They may look like something a clown would wear, but a pair of multi-coloured gloves could soon be de rigeur for gamers.
MIT researchers say the gloves - which could cost just a dollar to make - could make gestural interfaces much more practical.
Other prototypes of low-cost gestural interfaces have used reflective or colored tape attached to the fingertips, but "that’s 2-D information," says Robert Wang of the Computer Science and Artificial Intelligence Laboratory.
"You’re only getting the fingertips; you don’t even know which fingertip [the tape] is corresponding to."
The MIT gloves, co-created by Jovan Popović, an associate professor of electrical engineering and computer science, can translate gestures made with a gloved hand into the corresponding gestures of a 3-D model of the hand on screen, with almost no lag time.
"This actually gets the 3-D configuration of your hand and your fingers," Wang says. "We get how your fingers are flexing."
The most obvious application of the technology is in video games, allowing players to pick up and wield objects simply by using hand gestures.
But Wang also envisages its use by engineers and designers, to manipulate 3-D models of commercial products or large civic structures.
The design wasn't produced for its beauty. The number of colors had to be restricted so that the system could reliably distinguish them under a range of different lighting conditions.
The arrangement and shapes of the patches were chosen so that the front and back of the hand would be distinct, and also so that collisions of similar-colored patches would be rare.
For instance, the colors on the tips of the fingers could be repeated on the back of the hand, but not on the front, since the fingers would frequently be flexing and closing in front of the palm.
The other ingredient of the system is a new algorithm for rapidly looking up visual data in a database. Once a webcam has captured an image of the glove, Wang’s software crops out the background, so that the glove alone is superimposed upon a white background.
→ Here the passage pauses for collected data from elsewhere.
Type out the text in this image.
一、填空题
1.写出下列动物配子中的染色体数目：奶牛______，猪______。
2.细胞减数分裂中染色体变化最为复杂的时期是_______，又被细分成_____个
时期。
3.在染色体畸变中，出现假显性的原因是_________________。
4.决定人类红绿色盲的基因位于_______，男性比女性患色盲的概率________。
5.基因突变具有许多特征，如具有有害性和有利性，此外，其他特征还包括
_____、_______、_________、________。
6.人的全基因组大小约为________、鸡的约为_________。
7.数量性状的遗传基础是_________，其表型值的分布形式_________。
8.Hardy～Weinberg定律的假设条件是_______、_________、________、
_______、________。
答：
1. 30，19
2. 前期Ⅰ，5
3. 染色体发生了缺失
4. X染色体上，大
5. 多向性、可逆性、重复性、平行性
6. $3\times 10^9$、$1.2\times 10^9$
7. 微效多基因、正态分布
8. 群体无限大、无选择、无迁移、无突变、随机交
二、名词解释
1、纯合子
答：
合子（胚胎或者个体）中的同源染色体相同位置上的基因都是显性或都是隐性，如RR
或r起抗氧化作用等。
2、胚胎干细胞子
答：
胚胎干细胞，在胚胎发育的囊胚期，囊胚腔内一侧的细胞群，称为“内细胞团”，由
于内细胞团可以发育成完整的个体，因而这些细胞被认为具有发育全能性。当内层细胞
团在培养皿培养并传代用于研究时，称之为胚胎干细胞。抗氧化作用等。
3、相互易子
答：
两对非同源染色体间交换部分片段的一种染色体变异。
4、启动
Then the software drastically reduces the resolution of the cropped image, to only 40 pixels by 40 pixels. Finally, it searches through a database containing myriad 40-by-40 digital models of a hand, clad in the distinctive glove, in a range of different positions.
Once it’s found a match, it simply looks up the corresponding hand position. Since the system doesn’t have to calculate the relative positions of the fingers, palm, and back of the hand on the fly, it’s able to provide an answer in a fraction of a second.
Wang next plans to produce a shirt using the same system.